Emirates is evaluating whether to revive a stalled deal announced last year for up to 60 Airbus widebodies, including 30 A350 XWBs.
At the delivery ceremony for its first A380 in Hamburg in July 2008, the Dubai carrier signed a letter of intent for 30 A330-300s for delivery from 2012, as well as 30 more A350-1000s. But the deal was put on the backburner after the global downturn, says the airline's president, Tim Clark. "By the time it came to consummating the deal, the bottom had fallen out of the market, so we didn't."

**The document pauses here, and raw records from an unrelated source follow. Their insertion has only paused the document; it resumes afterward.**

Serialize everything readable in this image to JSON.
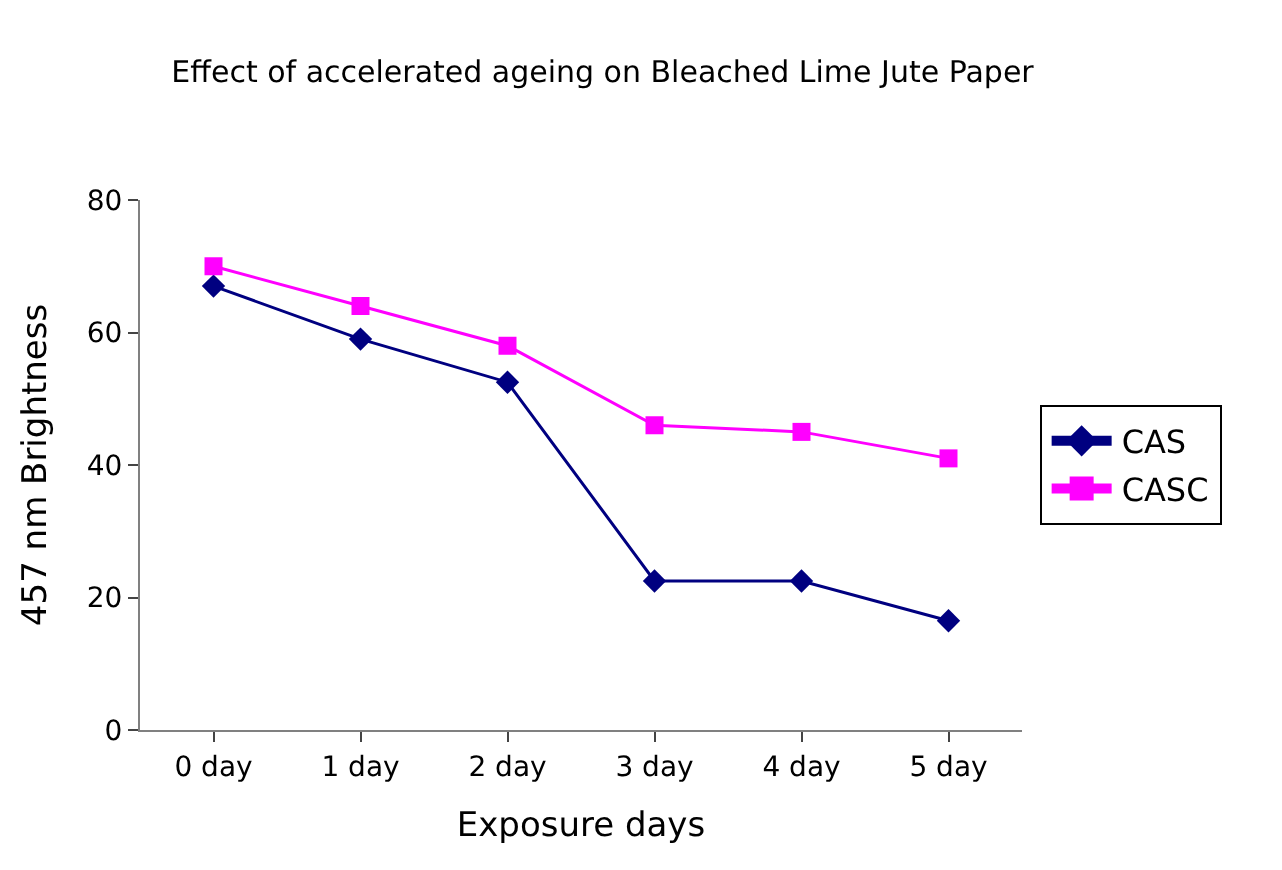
{
  "chart_data": {
    "type": "line",
    "title": "Effect of accelerated ageing on Bleached Lime Jute Paper",
    "xlabel": "Exposure days",
    "ylabel": "457 nm Brightness",
    "categories": [
      "0 day",
      "1 day",
      "2 day",
      "3 day",
      "4 day",
      "5 day"
    ],
    "series": [
      {
        "name": "CAS",
        "color": "#000080",
        "marker": "diamond",
        "values": [
          67,
          59,
          52.5,
          22.5,
          22.5,
          16.5
        ]
      },
      {
        "name": "CASC",
        "color": "#ff00ff",
        "marker": "square",
        "values": [
          70,
          64,
          58,
          46,
          45,
          41
        ]
      }
    ],
    "ylim": [
      0,
      80
    ],
    "yticks": [
      0,
      20,
      40,
      60,
      80
    ],
    "legend": "right"
  }
}
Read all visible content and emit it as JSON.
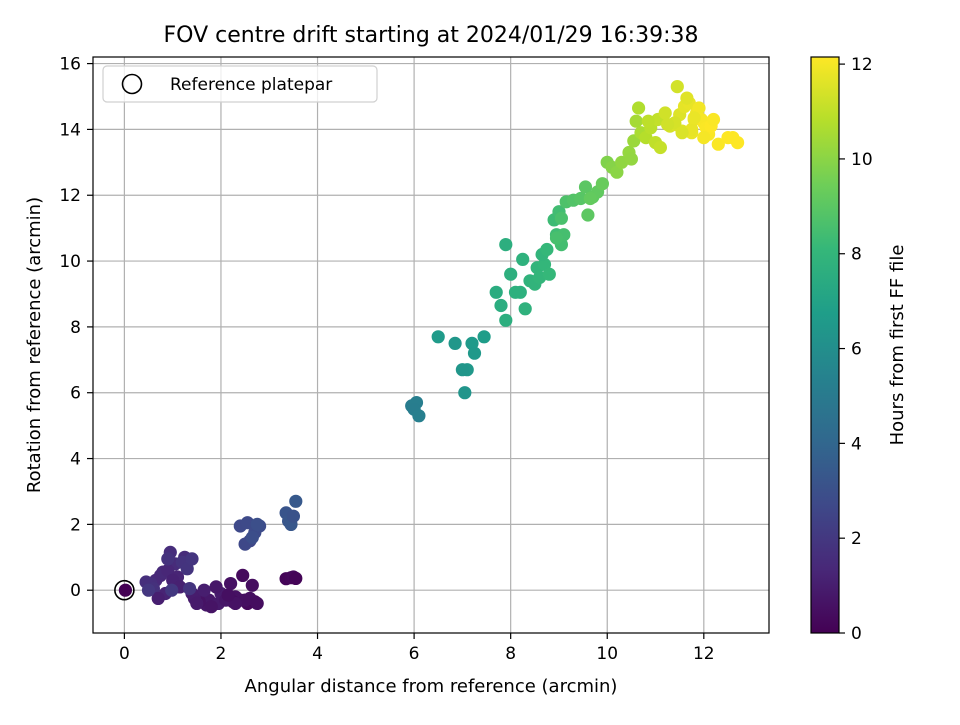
{
  "chart_data": {
    "type": "scatter",
    "title": "FOV centre drift starting at 2024/01/29 16:39:38",
    "xlabel": "Angular distance from reference (arcmin)",
    "ylabel": "Rotation from reference (arcmin)",
    "xlim": [
      -0.65,
      13.35
    ],
    "ylim": [
      -1.3,
      16.2
    ],
    "xticks": [
      0,
      2,
      4,
      6,
      8,
      10,
      12
    ],
    "yticks": [
      0,
      2,
      4,
      6,
      8,
      10,
      12,
      14,
      16
    ],
    "grid": true,
    "legend": {
      "position": "top-left",
      "entries": [
        "Reference platepar"
      ]
    },
    "reference_point": {
      "x": 0,
      "y": 0
    },
    "colorbar": {
      "label": "Hours from first FF file",
      "colormap": "viridis",
      "range": [
        0,
        12.15
      ],
      "ticks": [
        0,
        2,
        4,
        6,
        8,
        10,
        12
      ]
    },
    "colormap_stops": [
      "#440154",
      "#482878",
      "#3e4989",
      "#31688e",
      "#26828e",
      "#1f9e89",
      "#35b779",
      "#6ece58",
      "#b5de2b",
      "#fde725"
    ],
    "series": [
      {
        "x": [
          0.02,
          2.4,
          2.55,
          2.7,
          3.35,
          3.45,
          3.5,
          3.55,
          2.3,
          2.5,
          2.6,
          2.75,
          2.25,
          2.45,
          2.65,
          1.6,
          1.7,
          1.75,
          1.95,
          2.0,
          1.8,
          1.55,
          1.45,
          1.4,
          1.65,
          1.5,
          1.9,
          2.1,
          2.3,
          2.2,
          2.15,
          1.05,
          1.25,
          0.95,
          0.75,
          0.65,
          0.8,
          0.9,
          1.1,
          0.55,
          0.45,
          0.6,
          0.85,
          1.0,
          1.15,
          0.9,
          1.2,
          1.3,
          1.4,
          0.7,
          0.5,
          0.98,
          1.35,
          2.4,
          2.55,
          2.7,
          2.8,
          2.6,
          2.5,
          2.65,
          2.75,
          3.35,
          3.4,
          3.45,
          3.5,
          3.55,
          5.95,
          6.05,
          6.0,
          6.1,
          6.5,
          6.85,
          7.05,
          7.1,
          7.2,
          7.25,
          7.45,
          7.0,
          7.7,
          7.8,
          7.9,
          8.0,
          8.1,
          8.25,
          8.3,
          8.4,
          8.5,
          8.55,
          8.6,
          8.7,
          8.8,
          7.9,
          8.2,
          8.65,
          8.75,
          8.9,
          8.95,
          9.0,
          9.05,
          9.1,
          8.95,
          9.05,
          9.15,
          9.3,
          9.45,
          9.55,
          9.6,
          9.7,
          9.8,
          9.9,
          9.65,
          10.0,
          10.1,
          10.2,
          10.3,
          10.45,
          10.55,
          10.6,
          10.7,
          10.5,
          10.65,
          10.8,
          10.9,
          11.0,
          11.1,
          11.05,
          10.85,
          11.2,
          11.3,
          11.4,
          11.5,
          11.55,
          11.6,
          11.7,
          11.75,
          11.8,
          11.85,
          11.9,
          11.95,
          12.0,
          12.05,
          12.1,
          12.15,
          11.45,
          11.65,
          11.75,
          12.2,
          12.3,
          12.5,
          12.6,
          12.7,
          11.4,
          11.55,
          11.8,
          11.25,
          12.0
        ],
        "y": [
          0.0,
          -0.3,
          -0.4,
          -0.35,
          0.35,
          0.38,
          0.4,
          0.36,
          -0.2,
          -0.3,
          -0.25,
          -0.4,
          -0.35,
          0.45,
          0.15,
          -0.2,
          -0.45,
          -0.3,
          -0.4,
          -0.1,
          -0.5,
          -0.35,
          -0.25,
          -0.1,
          0.0,
          -0.4,
          0.1,
          -0.3,
          -0.4,
          0.2,
          -0.15,
          0.8,
          1.0,
          1.15,
          0.45,
          0.3,
          0.55,
          0.6,
          0.4,
          0.2,
          0.25,
          0.05,
          -0.1,
          0.3,
          0.1,
          0.95,
          0.85,
          0.65,
          0.95,
          -0.25,
          0.0,
          0.0,
          0.05,
          1.95,
          2.05,
          1.75,
          1.95,
          1.5,
          1.4,
          1.6,
          2.0,
          2.35,
          2.1,
          2.0,
          2.25,
          2.7,
          5.6,
          5.7,
          5.5,
          5.3,
          7.7,
          7.5,
          6.0,
          6.7,
          7.5,
          7.2,
          7.7,
          6.7,
          9.05,
          8.65,
          8.2,
          9.6,
          9.05,
          10.05,
          8.55,
          9.4,
          9.3,
          9.8,
          9.5,
          9.9,
          9.6,
          10.5,
          9.05,
          10.2,
          10.35,
          11.25,
          10.8,
          11.5,
          10.5,
          10.8,
          10.7,
          11.3,
          11.8,
          11.85,
          11.9,
          12.25,
          11.4,
          11.95,
          12.1,
          12.35,
          11.9,
          13.0,
          12.85,
          12.7,
          13.0,
          13.3,
          13.65,
          14.25,
          13.9,
          13.1,
          14.65,
          13.75,
          14.05,
          13.6,
          13.45,
          14.3,
          14.25,
          14.5,
          14.1,
          14.15,
          14.45,
          13.95,
          14.7,
          14.8,
          13.9,
          14.3,
          14.5,
          14.65,
          14.3,
          14.2,
          14.05,
          13.85,
          14.1,
          15.3,
          14.95,
          14.0,
          14.3,
          13.55,
          13.75,
          13.75,
          13.6,
          14.2,
          13.9,
          14.35,
          14.15,
          13.75
        ],
        "c": [
          0.0,
          0.35,
          0.25,
          0.2,
          0.15,
          0.2,
          0.25,
          0.1,
          0.55,
          0.5,
          0.45,
          0.4,
          0.35,
          0.3,
          0.4,
          0.7,
          0.75,
          0.8,
          0.85,
          0.9,
          0.65,
          0.6,
          0.9,
          0.95,
          1.0,
          0.85,
          0.75,
          0.7,
          0.6,
          0.55,
          0.5,
          1.5,
          1.5,
          1.55,
          1.35,
          1.4,
          1.45,
          1.3,
          1.25,
          1.6,
          1.65,
          1.7,
          1.2,
          1.15,
          1.1,
          1.75,
          1.8,
          1.85,
          1.9,
          1.05,
          1.95,
          2.0,
          1.85,
          2.7,
          2.75,
          2.8,
          2.85,
          2.6,
          2.65,
          2.9,
          2.95,
          3.2,
          3.25,
          3.3,
          3.1,
          3.4,
          5.1,
          5.2,
          5.15,
          5.25,
          6.6,
          6.4,
          6.3,
          6.45,
          6.55,
          6.5,
          6.7,
          6.35,
          7.5,
          7.55,
          7.6,
          7.65,
          7.7,
          7.75,
          7.8,
          7.85,
          7.9,
          7.95,
          8.0,
          8.05,
          8.1,
          7.6,
          7.7,
          7.95,
          8.1,
          8.3,
          8.35,
          8.4,
          8.45,
          8.5,
          8.55,
          8.6,
          8.7,
          8.8,
          8.9,
          9.0,
          9.05,
          9.1,
          9.15,
          9.3,
          9.2,
          9.8,
          9.9,
          10.0,
          10.1,
          10.2,
          10.3,
          10.5,
          10.6,
          10.15,
          10.7,
          10.8,
          10.9,
          11.0,
          11.1,
          11.05,
          10.95,
          11.3,
          11.4,
          11.5,
          11.55,
          11.6,
          11.7,
          11.75,
          11.8,
          11.85,
          11.9,
          11.95,
          12.0,
          12.05,
          12.1,
          12.1,
          12.15,
          11.35,
          11.6,
          11.75,
          12.1,
          12.1,
          12.15,
          12.15,
          12.15,
          11.4,
          11.5,
          11.8,
          11.3,
          12.0
        ]
      }
    ]
  }
}
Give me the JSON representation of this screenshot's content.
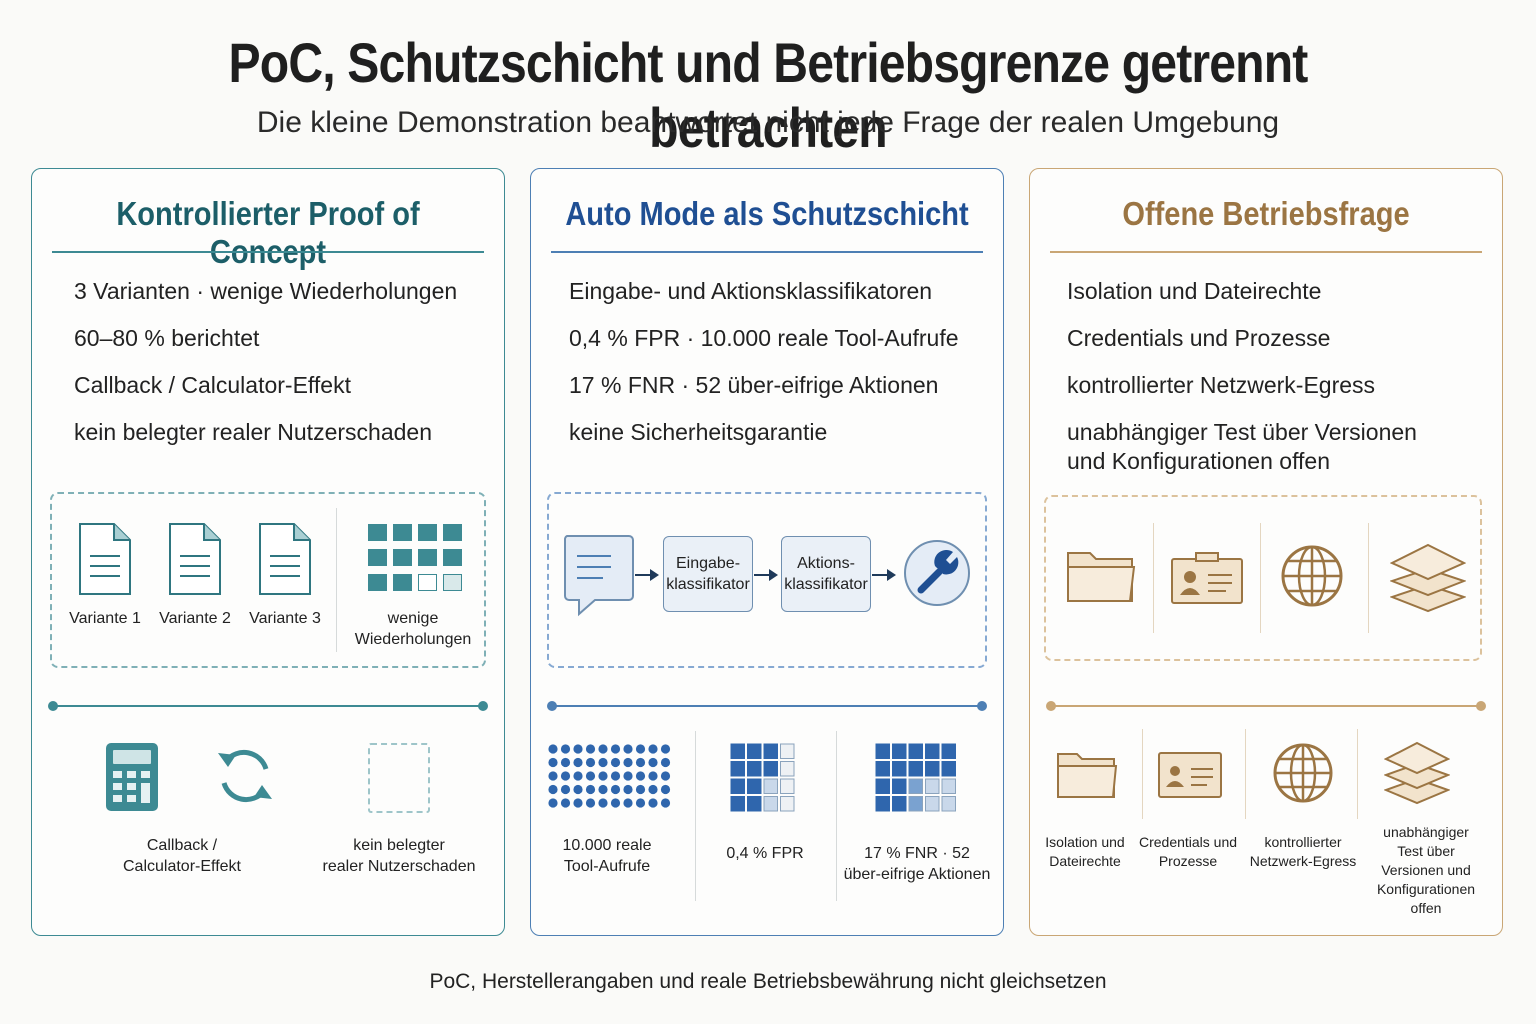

Clark says he considers the planned order "alive and well, and very, very topical at this moment", but thinks it is unlikely to be revived in time to confirm at November's Dubai air show.
© Airbus |
Emirates continues to forge ahead with new widebody deliveries - it is taking 22 A380s and 777s during its current financial year, which began on 1 April 2009 - and Clark says the passenger fleet will number about 145 aircraft by next summer.
However, from September next year, the airline will start phasing out up to 58 of its older aircraft, including 29 A330-200s, eight A340-300s and 21 777-200ER/300s.
With the first of 70 firmly ordered A350s (50 -900s and 20 -1000s) due to arrive in 2014, Clark says the composition of that deal - and the stalled plan for 30 more -1000s - is being re-evaluated. "I'm not sure the ratio we have is right - we want to go for more -1000s," he says.
Clark says Emirates' future fleet composition plan is being driven by the fact there has been a major rethink on the expansion strategy for Dubai's current international airport, following the decision to push back development of the all-new hub at Jebel Ali. "We're looking at what one can do here to maximise Dubai International," he adds. "One thing is to make the aircraft bigger."